Goal
My goal is to create a Dataflow template that specifies an Apache Beam pipeline. The pipeline runs in batch mode, reads from BigQuery, then performs transforms and writes elsewhere. Most importantly, the query I use for reading from BigQuery has to be Runtime provided.
Expected Behavior
The expected result is the pipeline will use the runtime parameter to specify the BigQuery query, execute the query, and then proceed with the rest of the pipeline.
Actual Behavior
The actual behavior is the runtime parameter I pass in is ignored, and instead, the parameter I had to specify when creating the GCS Template is used.
Relevant Code
Below is how I specify the read operation, and how the query parameter is defined and passed in.
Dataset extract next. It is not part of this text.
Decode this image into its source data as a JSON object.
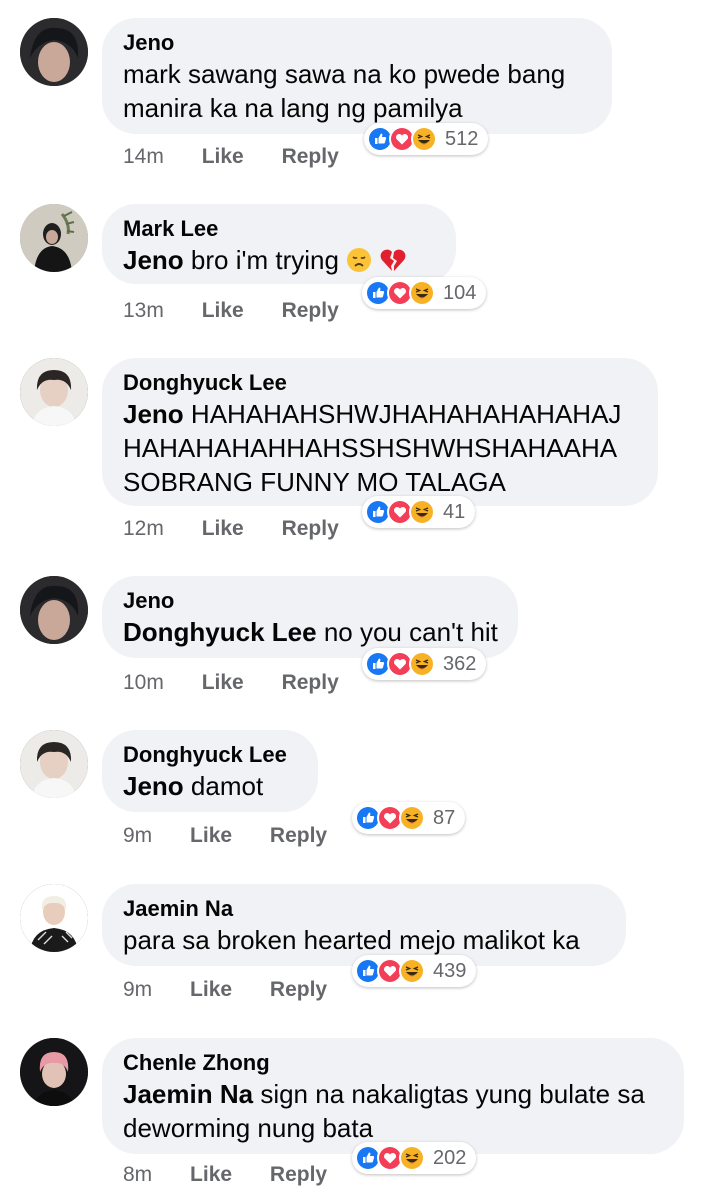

public interface MyOptions extends PipelineOptions, StreamingOptions {
@Description("Query String")
ValueProvider<String> getQueryString();
void setQueryString(ValueProvider<String> value);
}
public static void main(String[] args) {
MyOptions options = PipelineOptionsFactory.fromArgs(args)
.withValidation()
.as(MyOptions.class);
Pipeline p = Pipeline.create(options);
PCollection<TableRow> tableRows =
p.apply(BigQueryIO.readTableRows()
.fromQuery(options.getQueryString())
.withTemplateCompatibility()
.withoutValidation());
// Add this point I run my transformations and loading
}
To actually build the template and push to GCS, I do the following
mvn compile -Pdataflow-runner exec:java -Dexec.mainClass=com.Pipeline "-Dexec.args=--runner=DataflowRunner --queryString='SELECT time,type FROM [my-project:timeseries.my-data] where time between TIMESTAMP(\"2020-02-13T00:00:00Z\") and TIMESTAMP(\"2020-02-15T00:00:00Z\")'"
Finally, I use the Dataflow Web UI to pick the Template from GCS and do a deploy. At the bottom of the Web UI I specify my runtime parameters, where I set queryString and the runtime query I want to use.
Note: when I go to run the template in Dataflow, I specify queryString and I know for a fact it is being passed in. I rewrote my first transform to print out queryString and it correctly prints the specified runtime option. The problem is the "read from BigQuery" queryString is still the original one used when I made the template.